Clinical question: Does large language model (LLM) assistance improve physician performance on open-ended management reasoning tasks compared to conventional resources?
Background: Management reasoning is a newer field in clinical reasoning that includes decision making around testing, treatment, goals of care, and availability of resources. Unlike in diagnostic reasoning, there is often not a single correct answer in management, which requires prioritization, ongoing monitoring, and communication with the patient. While LLMs have shown effectiveness in diagnostic reasoning, little is known about their performance in management reasoning.

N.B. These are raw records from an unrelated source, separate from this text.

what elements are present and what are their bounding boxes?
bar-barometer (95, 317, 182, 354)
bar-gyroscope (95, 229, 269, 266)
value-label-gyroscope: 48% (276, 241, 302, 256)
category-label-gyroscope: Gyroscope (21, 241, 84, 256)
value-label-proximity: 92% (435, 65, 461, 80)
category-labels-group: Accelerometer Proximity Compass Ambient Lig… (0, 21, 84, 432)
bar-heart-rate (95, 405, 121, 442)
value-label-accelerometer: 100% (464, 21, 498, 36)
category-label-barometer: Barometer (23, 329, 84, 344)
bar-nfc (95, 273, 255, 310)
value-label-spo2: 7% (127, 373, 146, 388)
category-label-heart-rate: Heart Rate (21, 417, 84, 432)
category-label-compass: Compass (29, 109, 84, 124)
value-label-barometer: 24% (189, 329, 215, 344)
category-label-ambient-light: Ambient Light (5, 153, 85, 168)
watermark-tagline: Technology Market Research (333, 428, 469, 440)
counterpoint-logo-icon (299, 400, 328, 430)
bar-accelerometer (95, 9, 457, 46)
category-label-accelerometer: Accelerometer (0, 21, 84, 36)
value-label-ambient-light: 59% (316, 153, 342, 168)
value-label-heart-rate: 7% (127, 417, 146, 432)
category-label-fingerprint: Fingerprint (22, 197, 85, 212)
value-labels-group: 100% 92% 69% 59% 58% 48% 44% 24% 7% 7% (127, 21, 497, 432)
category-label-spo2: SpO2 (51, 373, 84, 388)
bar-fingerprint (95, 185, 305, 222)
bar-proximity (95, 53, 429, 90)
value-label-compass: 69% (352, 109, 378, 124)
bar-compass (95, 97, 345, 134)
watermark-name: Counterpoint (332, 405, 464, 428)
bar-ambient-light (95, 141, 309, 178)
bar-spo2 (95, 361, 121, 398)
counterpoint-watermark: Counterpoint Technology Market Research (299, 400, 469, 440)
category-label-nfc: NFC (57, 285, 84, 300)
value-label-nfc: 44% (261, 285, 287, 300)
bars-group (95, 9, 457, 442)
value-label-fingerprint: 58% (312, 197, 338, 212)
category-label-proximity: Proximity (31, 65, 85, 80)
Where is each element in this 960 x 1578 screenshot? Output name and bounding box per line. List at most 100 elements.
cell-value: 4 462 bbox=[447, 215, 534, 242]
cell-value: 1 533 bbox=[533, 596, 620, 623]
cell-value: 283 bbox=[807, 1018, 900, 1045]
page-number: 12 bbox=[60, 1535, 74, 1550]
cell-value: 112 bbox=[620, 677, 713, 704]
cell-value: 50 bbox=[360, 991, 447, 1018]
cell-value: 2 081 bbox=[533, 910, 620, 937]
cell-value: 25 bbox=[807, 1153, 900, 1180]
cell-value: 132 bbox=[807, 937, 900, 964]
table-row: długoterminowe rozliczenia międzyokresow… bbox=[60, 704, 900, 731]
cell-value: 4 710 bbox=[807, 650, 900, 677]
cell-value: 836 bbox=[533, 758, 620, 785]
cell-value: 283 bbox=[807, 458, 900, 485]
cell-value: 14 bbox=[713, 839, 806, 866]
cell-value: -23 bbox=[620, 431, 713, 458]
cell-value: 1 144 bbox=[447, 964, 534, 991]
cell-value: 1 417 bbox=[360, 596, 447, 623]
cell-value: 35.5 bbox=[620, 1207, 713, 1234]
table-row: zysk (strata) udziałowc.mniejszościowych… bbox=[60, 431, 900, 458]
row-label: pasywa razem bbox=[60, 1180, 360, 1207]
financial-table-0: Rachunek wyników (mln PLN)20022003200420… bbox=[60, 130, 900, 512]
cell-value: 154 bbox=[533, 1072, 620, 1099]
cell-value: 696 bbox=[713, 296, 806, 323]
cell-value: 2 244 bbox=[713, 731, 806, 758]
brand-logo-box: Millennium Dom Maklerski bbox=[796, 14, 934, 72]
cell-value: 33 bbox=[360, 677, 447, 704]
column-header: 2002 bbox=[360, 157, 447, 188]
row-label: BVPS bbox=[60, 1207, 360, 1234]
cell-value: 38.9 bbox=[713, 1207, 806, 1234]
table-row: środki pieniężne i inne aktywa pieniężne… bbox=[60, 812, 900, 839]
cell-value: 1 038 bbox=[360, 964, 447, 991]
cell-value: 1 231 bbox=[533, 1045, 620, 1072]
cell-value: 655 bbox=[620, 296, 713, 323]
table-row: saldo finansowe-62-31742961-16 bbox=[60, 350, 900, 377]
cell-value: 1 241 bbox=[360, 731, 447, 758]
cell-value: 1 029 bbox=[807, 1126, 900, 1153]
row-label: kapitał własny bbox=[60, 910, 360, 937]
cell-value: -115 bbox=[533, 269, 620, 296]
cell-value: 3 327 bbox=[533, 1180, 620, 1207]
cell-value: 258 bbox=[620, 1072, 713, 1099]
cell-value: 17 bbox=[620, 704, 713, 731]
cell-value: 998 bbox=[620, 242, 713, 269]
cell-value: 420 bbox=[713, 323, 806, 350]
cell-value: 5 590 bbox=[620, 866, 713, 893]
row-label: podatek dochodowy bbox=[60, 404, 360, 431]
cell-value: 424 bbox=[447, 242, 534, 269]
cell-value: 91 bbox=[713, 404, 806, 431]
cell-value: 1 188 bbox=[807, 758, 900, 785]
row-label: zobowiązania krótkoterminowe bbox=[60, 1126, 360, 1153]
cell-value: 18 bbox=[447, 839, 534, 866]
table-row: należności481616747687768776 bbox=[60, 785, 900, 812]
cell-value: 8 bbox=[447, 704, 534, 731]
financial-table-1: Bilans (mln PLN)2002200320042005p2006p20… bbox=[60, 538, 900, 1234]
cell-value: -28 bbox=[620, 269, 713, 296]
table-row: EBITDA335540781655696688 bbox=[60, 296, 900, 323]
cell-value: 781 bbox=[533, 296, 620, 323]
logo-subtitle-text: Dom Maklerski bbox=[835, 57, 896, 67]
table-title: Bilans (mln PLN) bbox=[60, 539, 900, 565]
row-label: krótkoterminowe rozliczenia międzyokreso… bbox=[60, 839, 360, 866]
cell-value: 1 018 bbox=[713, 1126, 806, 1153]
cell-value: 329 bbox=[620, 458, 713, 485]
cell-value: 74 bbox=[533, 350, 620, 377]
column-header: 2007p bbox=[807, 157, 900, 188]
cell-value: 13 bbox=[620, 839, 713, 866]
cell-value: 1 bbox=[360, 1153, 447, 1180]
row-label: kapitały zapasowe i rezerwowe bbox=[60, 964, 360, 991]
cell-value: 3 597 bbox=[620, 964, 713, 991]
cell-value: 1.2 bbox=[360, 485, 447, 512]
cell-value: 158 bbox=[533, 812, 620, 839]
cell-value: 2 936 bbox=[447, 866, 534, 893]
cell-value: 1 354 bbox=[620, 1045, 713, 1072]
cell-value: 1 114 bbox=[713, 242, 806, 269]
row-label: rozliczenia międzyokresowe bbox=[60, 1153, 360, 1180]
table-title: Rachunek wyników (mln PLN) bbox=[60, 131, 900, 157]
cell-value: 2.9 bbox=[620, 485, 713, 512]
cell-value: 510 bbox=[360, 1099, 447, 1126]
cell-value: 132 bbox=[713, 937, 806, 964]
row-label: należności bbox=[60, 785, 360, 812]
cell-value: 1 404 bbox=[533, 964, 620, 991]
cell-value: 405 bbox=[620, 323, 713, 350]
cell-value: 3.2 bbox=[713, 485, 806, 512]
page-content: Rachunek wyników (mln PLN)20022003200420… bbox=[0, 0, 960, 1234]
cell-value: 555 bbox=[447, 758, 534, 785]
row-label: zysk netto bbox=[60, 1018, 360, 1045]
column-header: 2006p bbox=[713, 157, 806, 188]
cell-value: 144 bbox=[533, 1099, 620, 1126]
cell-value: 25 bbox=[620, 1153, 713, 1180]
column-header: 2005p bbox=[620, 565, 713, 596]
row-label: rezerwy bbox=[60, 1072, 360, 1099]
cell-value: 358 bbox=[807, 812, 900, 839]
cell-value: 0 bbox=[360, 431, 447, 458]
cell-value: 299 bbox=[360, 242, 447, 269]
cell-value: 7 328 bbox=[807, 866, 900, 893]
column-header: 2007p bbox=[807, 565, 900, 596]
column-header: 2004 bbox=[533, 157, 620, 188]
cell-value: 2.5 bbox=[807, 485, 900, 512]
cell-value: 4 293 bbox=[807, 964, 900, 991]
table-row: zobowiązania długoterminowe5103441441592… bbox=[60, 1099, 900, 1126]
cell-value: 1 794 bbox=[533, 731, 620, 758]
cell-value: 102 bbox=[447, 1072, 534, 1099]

Study design: Prospective, randomized, controlled trial
Setting: Virtual, either remotely or at an in-person computer laboratory
Synopsis: A total of 92 physicians were enrolled from November 2023 to April 2024, the majority of whom were attendings and those with internal medicine training. The physicians completed a total of 400 clinical vignettes—176 using LLMs and 199 using conventional resources (e.g., UpToDate, Google). LLM alone completed 25 cases. An iterative modified Delphi process was used to refine the management rubric to score each case. Physicians using LLM (43.0%) scored higher than those using conventional resources (43.0% compared to 35.7%, 6.5% difference, P <0.001). There was no statistical difference between physicians using LLM and LLM alone (-0.9%, P=0.8). Physicians using the LLM also spent more time per case (801.5 versus 690.2 seconds, 119.2-second difference, P=0.022). Post-hoc sensitivity analysis adjusting for time still showed a 5.4% increase in score (P=0.004).
Bottom line: Use of LLMs may help improve the performance of inpatient management reasoning, a crucial part of every hospitalist’s clinical practice.
Citation: Goh E, et al. GPT-4 assistance for improvement of physician performance on patient care tasks: a randomized controlled trial. Nat Med. 2025. 31;1233–1238. https://doi.org/10.1038/s41591-024-03456-y.
Dr. Wijesekera is a hospitalist at Yale New Haven Hospital and an assistant professor of medicine at Yale School of Medicine, both in New Haven, Conn. Disclosure: Dr. Wijesekera is a consultant on clinical reasoning content for McGraw-Hill and the National Board of Medical Examiners.